Furthermore, Rule 60.6.d requires that “[t]he maximum period for which solitary confinement may be imposed shall be set in national law”. This last rule is significant, for it compels national legislatures to compensate for the failure of the EPR to set an appropriate maximum period of solitary confinement. On this point, the Commentary to the EPR emphasises that a 15-day limit has been set by the Nelson Mandela Rules, while the CPT has repeatedly emphasised its own 14-day limit – standards which member States are obliged to bear in mind. If national legislatures were to set a maximum of longer than the 15 days prescribed by the Nelson Mandela Rules, they are likely to face a challenge before the European Court of Human Rights, which may well hold that a longer maximum period would amount to inhuman or degrading punishment and thus contravene Article 3 of the European Convention on Human Rights. In coming to such a conclusion the Court would be able to rely on the scientific evidence quoted in the Commentary. This includes the “Statement on Solitary Confinement” in which the General Assembly of the World Medical Association, after reviewing the medical evidence, declared in October 2019 that, in line with the Nelson Mandela Rules, solitary confinement should never exceed 15 consecutive days
Meaningful human contact
The amended European Prison Rules present several difficult interpretative challenges. None of these is as complex as the term, “meaningful human contact” which the European Rules share with their UN counterpart, the Nelson Mandela Rules. Neither instrument specifies what the term means, but some indications are beginning to emerge of how it is likely to be used in practice. First indications for Europe come from the CPT, which has applied the concept of ‘meaningful human contact’ in a number of its reports on national prisons. In so doing, the CPT has explicitly adopted the same approach as the “Essex Paper 3”, published by Penal Reform International and the Human Rights Centre of the University of Essex, based on deliberations of a group of independent experts on the interpretation of the Nelson Mandela Rules. As the Commentary to the EPR notes, the CPT has the view of the Essex Paper that meaningful human contact refers to “the amount and quality of social interaction and psychological stimulation which human beings require for their mental health and well-being. Such interaction requires the human contact to be face to face and direct (without physical barriers) and more than fleeting or incidental, enabling empathetic interpersonal communication. Contact must not be limited to those interactions determined by prison routines, the course of (criminal) investigations or medical necessity.” This exposition is still only a starting point. In due course, national prison systems will have to produce detailed guidance for their staff on how to provide daily meaningful human contact for their prisoners. Failure to do so may well result in what was intended to be mere separation to be regarded by monitoring bodies’ or courts as an illegitimate form of solitary confinement.

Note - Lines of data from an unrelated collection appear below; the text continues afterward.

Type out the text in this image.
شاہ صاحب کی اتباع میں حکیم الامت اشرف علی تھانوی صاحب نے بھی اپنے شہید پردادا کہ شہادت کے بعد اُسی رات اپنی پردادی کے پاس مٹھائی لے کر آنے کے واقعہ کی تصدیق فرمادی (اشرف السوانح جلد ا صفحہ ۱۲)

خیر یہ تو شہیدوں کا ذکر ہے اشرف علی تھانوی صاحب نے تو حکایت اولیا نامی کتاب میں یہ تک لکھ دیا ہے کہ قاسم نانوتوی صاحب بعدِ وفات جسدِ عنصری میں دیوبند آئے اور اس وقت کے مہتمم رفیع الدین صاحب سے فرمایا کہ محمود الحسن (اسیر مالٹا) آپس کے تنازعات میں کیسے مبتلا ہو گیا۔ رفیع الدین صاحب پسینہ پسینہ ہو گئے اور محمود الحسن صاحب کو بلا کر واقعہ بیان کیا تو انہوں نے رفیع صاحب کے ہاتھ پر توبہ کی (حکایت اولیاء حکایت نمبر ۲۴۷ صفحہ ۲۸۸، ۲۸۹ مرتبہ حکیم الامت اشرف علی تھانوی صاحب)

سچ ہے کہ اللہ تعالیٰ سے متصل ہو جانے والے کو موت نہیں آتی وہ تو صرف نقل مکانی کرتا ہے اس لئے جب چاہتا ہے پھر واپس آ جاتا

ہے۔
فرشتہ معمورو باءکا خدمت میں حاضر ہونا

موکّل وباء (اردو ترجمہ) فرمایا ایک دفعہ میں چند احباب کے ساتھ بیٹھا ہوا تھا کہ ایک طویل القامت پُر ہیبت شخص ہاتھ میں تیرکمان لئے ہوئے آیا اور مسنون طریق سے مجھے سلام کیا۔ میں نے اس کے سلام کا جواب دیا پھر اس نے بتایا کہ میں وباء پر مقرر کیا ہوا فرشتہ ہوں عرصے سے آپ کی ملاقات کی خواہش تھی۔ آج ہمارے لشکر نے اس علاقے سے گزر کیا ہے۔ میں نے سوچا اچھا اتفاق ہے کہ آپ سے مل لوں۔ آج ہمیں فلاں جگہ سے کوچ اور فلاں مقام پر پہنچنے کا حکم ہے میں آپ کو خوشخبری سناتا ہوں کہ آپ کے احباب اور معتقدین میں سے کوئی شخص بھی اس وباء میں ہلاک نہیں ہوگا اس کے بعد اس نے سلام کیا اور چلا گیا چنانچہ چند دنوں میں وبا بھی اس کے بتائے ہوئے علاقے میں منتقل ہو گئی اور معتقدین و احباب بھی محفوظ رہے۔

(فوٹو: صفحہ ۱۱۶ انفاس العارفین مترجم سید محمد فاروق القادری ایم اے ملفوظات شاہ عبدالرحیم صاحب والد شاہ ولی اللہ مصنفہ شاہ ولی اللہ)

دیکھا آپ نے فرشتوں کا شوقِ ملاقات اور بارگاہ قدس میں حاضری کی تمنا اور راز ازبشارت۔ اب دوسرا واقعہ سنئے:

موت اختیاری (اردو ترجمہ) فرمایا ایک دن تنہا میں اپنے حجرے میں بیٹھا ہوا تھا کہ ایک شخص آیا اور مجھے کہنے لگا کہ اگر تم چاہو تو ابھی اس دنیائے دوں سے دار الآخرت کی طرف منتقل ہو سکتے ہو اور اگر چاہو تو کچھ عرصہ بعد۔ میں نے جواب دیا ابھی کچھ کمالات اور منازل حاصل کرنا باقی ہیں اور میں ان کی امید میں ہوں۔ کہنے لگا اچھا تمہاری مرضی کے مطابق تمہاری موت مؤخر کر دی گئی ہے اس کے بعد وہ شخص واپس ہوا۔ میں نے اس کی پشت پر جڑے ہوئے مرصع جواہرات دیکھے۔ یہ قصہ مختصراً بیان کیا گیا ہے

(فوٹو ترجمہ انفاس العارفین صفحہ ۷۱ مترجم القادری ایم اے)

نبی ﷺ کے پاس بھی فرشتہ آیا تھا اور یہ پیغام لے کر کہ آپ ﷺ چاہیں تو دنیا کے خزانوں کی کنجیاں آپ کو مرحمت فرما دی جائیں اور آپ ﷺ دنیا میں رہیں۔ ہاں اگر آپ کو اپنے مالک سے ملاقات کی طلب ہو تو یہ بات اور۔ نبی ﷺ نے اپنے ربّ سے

In conclusion, the importance of this new web of rules can be illustrated by a single example: The risk that a prisoner has COVID-19 is undoubtedly a ground for separating such a prisoner. On the other hand, it is clearly not a ground for subjecting such a prisoner to solitary confinement. The prisoner who has, or may have, COVID-19 should therefore have access to at least two hours of meaningful human contact daily and also all the other rights and facilities set out in Rule 53A. Prison authorities will have to think carefully how to do so, as failing to provide these rights and facilities for prisoners in COVID-19 separation will expose the authorities to allegations that they are meting out inhuman and degrading treatment to these prisoners. More positively, the amended EPR may encourage widespread reforms in the way in which prisoners are treated in ‘the prisons within a prison’ in which they are segregated. This could lead to a long-term reform of prison regimes throughout Europe.